Allister's turn brought with it the challenge of topping all those stories. Of shocking even Ziegfield whom everyone called Ziggy’s encompassing present and ongoing tale of their own ends. So, Allister dug deep. Dug beyond what he wanted to share, dug into fears he never knew he had. Dug into the cold, the dark around him. Sunk his teeth into the dark, into the cold around him.
And, when his pause hit the beginning of unbearable silence, Allister said quietly, “What if we all live our lives, these fantastic lives. Perfect lives. All that we’ve wanted, earning all these merit badges and just doing really great things for the world. Then, one day, we get hit by a train and we find that there's no afterlife We just become dirt. Worms eat us and it’s darkness. What if ghosts and spirits aren’t there because there’s nothing after this? There’s just darkness. And I won’t be able to tell you and you won’t be able to tell me before we die because we’ll be nothing anymore. What about that?”.
And nothing else was said. Nothing needed to be. The scouts had long ago froze. Had long ago gave up the knot tying. Had surrendered their courage when their longest rope with the their most secure knot had simply vanished. Allister felt the cold from his thoughts. Felt it in his bones. Felt his marrow chilling. Felt his fingers and toes congealing. Time lost purpose. Somewhere in there, the campfire froze, too. Or the flame died. Darkness filled the silence and, because no one had a lamp, one could see nothing.
And perhaps there’s a limit. Allister thought this later. Perhaps one should only go so far into one’s deepest fears. But, why? If there was more, it should hold up to the questions. Shouldn’t it? If the darkness is so encompassing, why resist it? Why pretend? Is it pretending? If there is a real connection, what’s the fear in asking a question? Allister asked the question not because he believed it. But, because he wanted to delve into that perspective. Set foot in the dark. Because, even there, one wants to believe in the impossible.
The idea of not wanting to believe in magic is an illusion. And to truly know the feeling of light, one must experience the feeling of the dark.
Allister threw his line out as far as he could with a knot so secure that he had earned a merit badge for it. And, though the badge was lost in this toss into darkness, the rope did not disappear. It was too dark to see, of course. But, it was there.
When you are alone, completely alone, the dark and the cold are company. Allister made sure not to forget that. The dark tended to be a perfect backdrop for thoughts. And the cold was a, perhaps not always pleasant, reminder of what kind of company one’s own self can be.
And Allister waited for the tug from out of the darkness that seemed to never arrive, but did arrive. He drew in the line as his comrades surrendered deep into their fears. Allister drew in his line until he could see the end.
The rope had lassoed around a firefly.
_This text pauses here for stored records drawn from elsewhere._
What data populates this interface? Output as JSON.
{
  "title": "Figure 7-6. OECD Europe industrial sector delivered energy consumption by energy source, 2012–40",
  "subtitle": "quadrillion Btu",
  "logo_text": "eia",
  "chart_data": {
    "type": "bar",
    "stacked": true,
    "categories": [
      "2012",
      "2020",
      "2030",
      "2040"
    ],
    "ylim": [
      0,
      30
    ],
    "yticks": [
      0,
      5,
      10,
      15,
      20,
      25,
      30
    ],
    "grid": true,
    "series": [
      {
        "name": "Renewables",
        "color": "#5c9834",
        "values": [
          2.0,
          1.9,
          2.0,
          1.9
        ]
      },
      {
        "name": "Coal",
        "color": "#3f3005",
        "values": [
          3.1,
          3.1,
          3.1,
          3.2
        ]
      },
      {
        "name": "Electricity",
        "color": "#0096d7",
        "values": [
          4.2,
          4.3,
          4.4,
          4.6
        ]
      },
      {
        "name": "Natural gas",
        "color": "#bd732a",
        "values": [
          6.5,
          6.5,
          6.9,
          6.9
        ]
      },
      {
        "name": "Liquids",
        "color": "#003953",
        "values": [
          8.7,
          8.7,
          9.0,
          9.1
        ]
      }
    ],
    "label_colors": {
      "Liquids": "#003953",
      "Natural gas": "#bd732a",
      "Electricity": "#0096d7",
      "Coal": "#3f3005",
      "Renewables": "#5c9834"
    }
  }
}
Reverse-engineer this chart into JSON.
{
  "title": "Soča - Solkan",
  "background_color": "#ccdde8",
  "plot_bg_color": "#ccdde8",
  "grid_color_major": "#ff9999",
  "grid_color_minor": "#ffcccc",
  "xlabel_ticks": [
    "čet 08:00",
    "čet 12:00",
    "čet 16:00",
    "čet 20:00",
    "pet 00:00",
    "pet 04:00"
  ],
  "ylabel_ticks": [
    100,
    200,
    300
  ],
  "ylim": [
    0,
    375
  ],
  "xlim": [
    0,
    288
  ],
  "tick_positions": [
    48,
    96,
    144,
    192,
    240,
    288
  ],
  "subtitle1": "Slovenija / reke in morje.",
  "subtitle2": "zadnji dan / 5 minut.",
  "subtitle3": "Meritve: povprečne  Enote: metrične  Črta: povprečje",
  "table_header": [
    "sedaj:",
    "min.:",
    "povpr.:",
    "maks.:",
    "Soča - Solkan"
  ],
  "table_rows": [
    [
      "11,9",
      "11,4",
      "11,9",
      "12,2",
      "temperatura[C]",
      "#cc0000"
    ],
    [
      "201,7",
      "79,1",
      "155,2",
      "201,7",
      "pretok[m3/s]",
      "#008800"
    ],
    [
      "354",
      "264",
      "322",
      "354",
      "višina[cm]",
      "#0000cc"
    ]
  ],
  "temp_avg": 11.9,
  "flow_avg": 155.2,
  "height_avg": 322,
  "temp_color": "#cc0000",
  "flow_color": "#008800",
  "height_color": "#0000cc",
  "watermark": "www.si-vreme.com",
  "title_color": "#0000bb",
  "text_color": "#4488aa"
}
And Allister cupped his hands around the firefly, blew warmth into his hands, and brought his hands down to the memorial of their onetime campfire. He blew a little harder and the glow on the firefly caught wind of the warmth and grew brighter and brighter until the smaller twigs understood the idea and torched the bigger branches.
A fire was born for Allister as the firefly narrowly escaped an end and flew off into the darkness. And from the birth of the glow, Ahab Franklin Worthington XXVI whose name was older than he was, asked a question that had disappeared from their minds when the darkness had crept in. But, there is was again now that they were back. And, so, Ahab Franklin Worthington XXVI whose name was older than he was asked:
“You guys wanna stick Scoutmaster Abrams finger in warm water?"